Summary

Glepaglutide is a synthetic, long-acting glucagon-like peptide-2 (GLP-2) analogue developed for the treatment of short bowel syndrome (SBS), a condition of intestinal failure resulting from surgical resection. As a GLP-2 receptor agonist, glepaglutide promotes intestinal mucosal growth, enhances fluid and nutrient absorption, and reduces parenteral support requirements. Developed by Zealand Pharma, glepaglutide has completed Phase 3 trials demonstrating significant reductions in parenteral support volume. For research and educational purposes only.

Mechanism

Glepaglutide is a potent GLP-2 receptor (GLP-2R) agonist. Binding to GLP-2R on intestinal enteroendocrine cells and myofibroblasts activates IGF-1 and ERK signalling pathways, stimulating crypt cell proliferation, increasing villus height, enhancing fluid and nutrient absorption (via SGLT1 upregulation), inhibiting gastric emptying, and reducing enterocyte apoptosis. Amino acid modifications confer DPP-IV resistance, extending the half-life to ~50 hours and enabling twice-weekly subcutaneous dosing.

Evidence base

Strong evidence — Phase 3 RCT (N=68) demonstrated a statistically significant reduction in parenteral support volume at Week 24 (−3.12 L/week vs. −1.39 L/week placebo; p = 0.0005). 65% of glepaglutide patients achieved ≥1 L/week PS reduction vs. 32% placebo (p = 0.004). Open-label extension showed sustained effects through 52+ weeks, with some patients achieving PS independence.

Key trial: Jeppesen et al., Gastroenterology 2023;164(2):266-277

Protocols

Phase 3 dose (SC): 10 mg subcutaneously twice weekly. Administered via ready-to-use autoinjector. Injection sites rotated between abdomen and thigh.

Duration: ≥24 weeks in pivotal trial; extension to 52+ weeks.

Monitoring: PS volume, electrolytes, renal function, nutritional markers.

Research use only — not medical advice.

UK Status: POM (Prescription-Only Medicine)

Glepaglutide is classified as a prescription-only medicine. It is not currently MHRA-licensed (regulatory submissions in progress). It is not a controlled substance under the Misuse of Drugs Act 1971. Research institutions may source non-clinical material for in vitro or animal research under appropriate licensing.

Vendor notes

Glepaglutide is a pharmaceutical product under development, not typically available from research peptide vendors. Source clinical-grade material through pharmaceutical supply chains. For non-clinical research, use certified chemical suppliers with COAs.

References

  1. Jeppesen PB, Pertkiewicz M, Messing B, et al.
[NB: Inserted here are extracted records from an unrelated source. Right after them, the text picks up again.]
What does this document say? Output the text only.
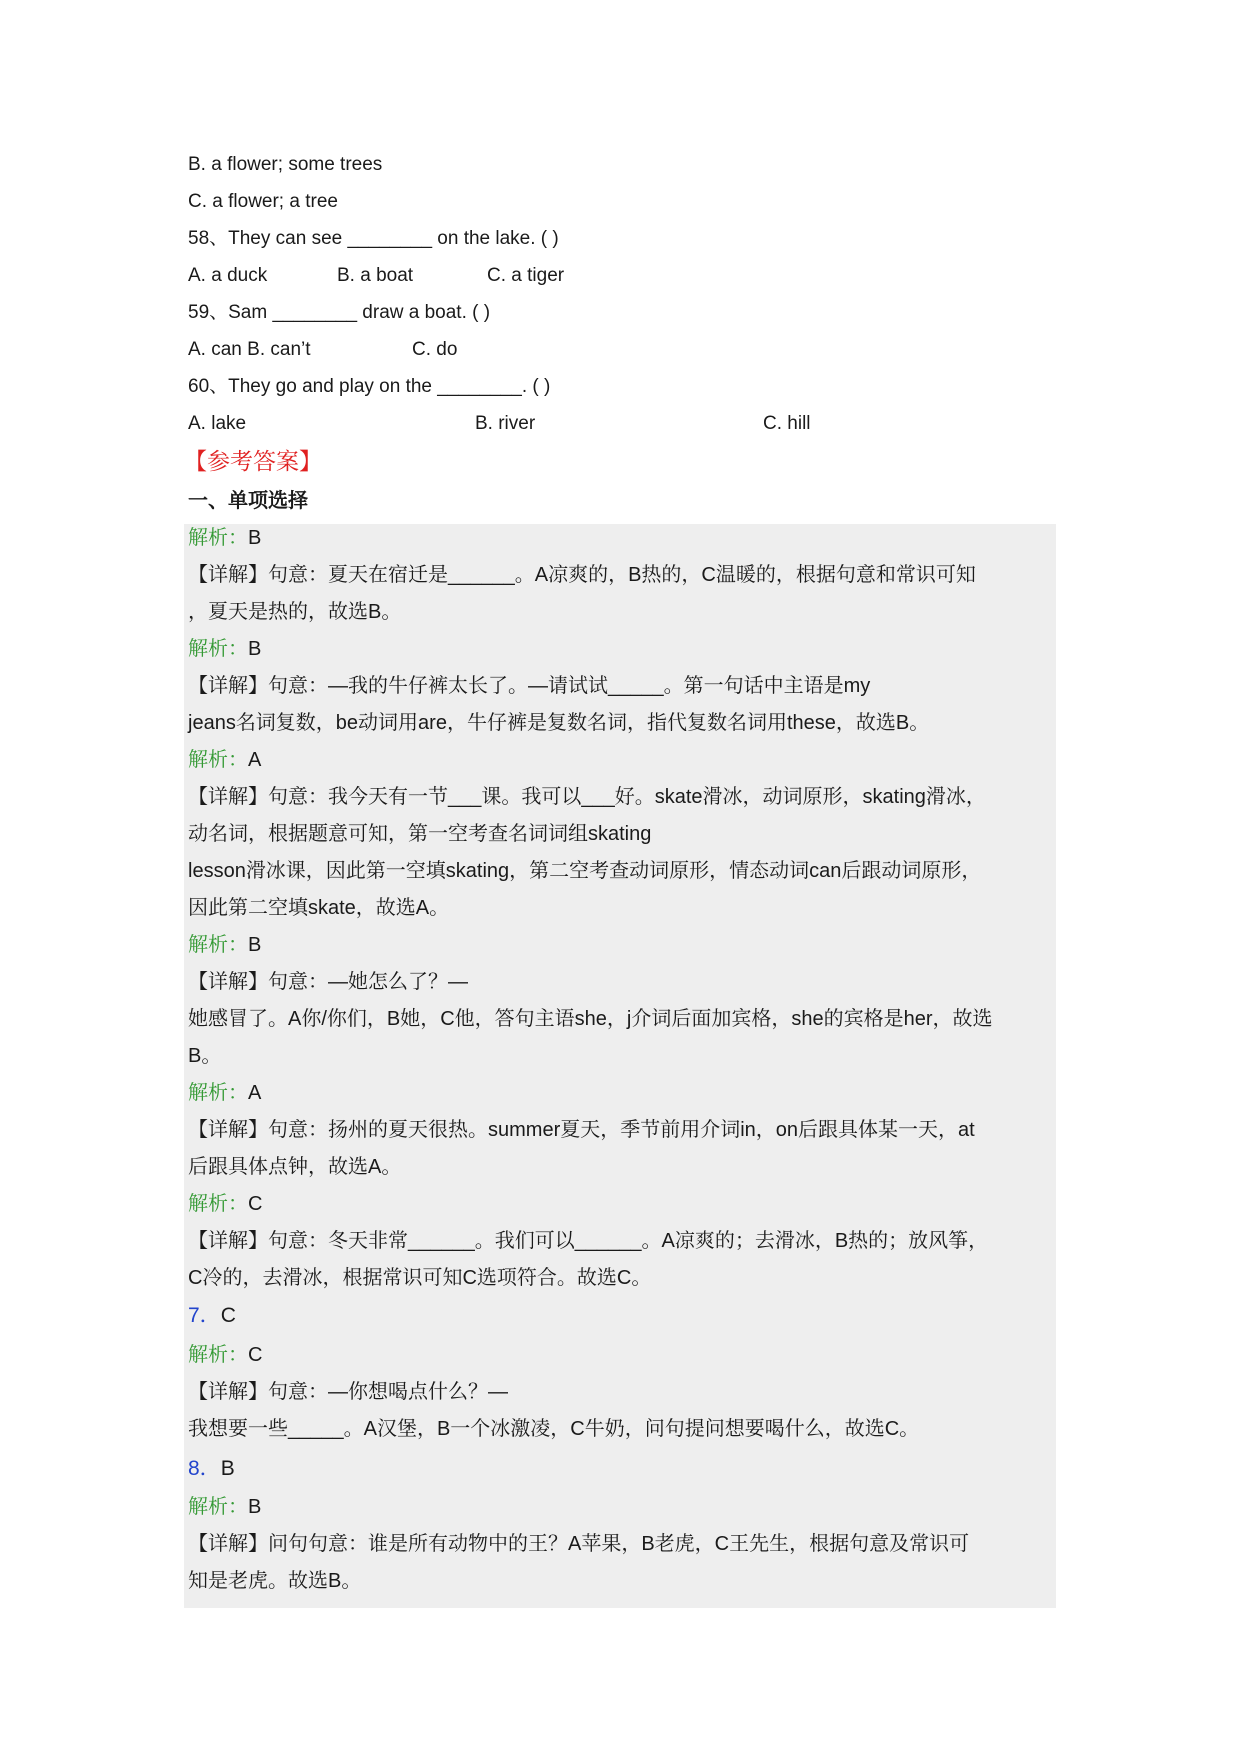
B. a flower; some trees
C. a flower; a tree
58、They can see ________ on the lake. ( )
A. a duck	B. a boat	C. a tiger
59、Sam ________ draw a boat. ( )
A. can B. can’t	C. do
60、They go and play on the ________. ( )
A. lake	B. river	C. hill
【参考答案】
一、单项选择
解析：B
【详解】句意：夏天在宿迁是______。A凉爽的，B热的，C温暖的，根据句意和常识可知
，夏天是热的，故选B。
解析：B
【详解】句意：—我的牛仔裤太长了。—请试试_____。第一句话中主语是my
jeans名词复数，be动词用are，牛仔裤是复数名词，指代复数名词用these，故选B。
解析：A
【详解】句意：我今天有一节___课。我可以___好。skate滑冰，动词原形，skating滑冰，
动名词，根据题意可知，第一空考查名词词组skating
lesson滑冰课，因此第一空填skating，第二空考查动词原形，情态动词can后跟动词原形，
因此第二空填skate，故选A。
解析：B
【详解】句意：—她怎么了？—
她感冒了。A你/你们，B她，C他，答句主语she，j介词后面加宾格，she的宾格是her，故选
B。
解析：A
【详解】句意：扬州的夏天很热。summer夏天，季节前用介词in，on后跟具体某一天，at
后跟具体点钟，故选A。
解析：C
【详解】句意：冬天非常______。我们可以______。A凉爽的；去滑冰，B热的；放风筝，
C冷的，去滑冰，根据常识可知C选项符合。故选C。
7．C
解析：C
【详解】句意：—你想喝点什么？—
我想要一些_____。A汉堡，B一个冰激凌，C牛奶，问句提问想要喝什么，故选C。
8．B
解析：B
【详解】问句句意：谁是所有动物中的王？A苹果，B老虎，C王先生，根据句意及常识可
知是老虎。故选B。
Glepaglutide for Short Bowel Syndrome: A Phase 3, Randomised, Double-Blind, Placebo-Controlled Trial. Gastroenterology. 2023;164(2):266-277.e3.
  2. Allamneni C, Tappenden KA, Yeh A, et al. Glepaglutide, a Long-Acting GLP-2 Analogue, for Short Bowel Syndrome: Pharmacokinetics and Pharmacodynamics. J Parenter Enteral Nutr. 2023;47(3):349-358.
  3. Hvistendahl M, Madsen KB, Hvistendahl C, et al. Long-Term Safety and Efficacy of Glepaglutide in Patients with Short Bowel Syndrome: An Open-Label Extension Study. Gut. 2024;73(5):790-798.
  4. Naimi RM, Madsen KB, Hvistendahl C, et al. The Effect of Long-Acting GLP-2 Analog, Glepaglutide, on Intestinal Absorption in Short Bowel Syndrome Patients. Clin Nutr. 2022;41(7):1452-1460.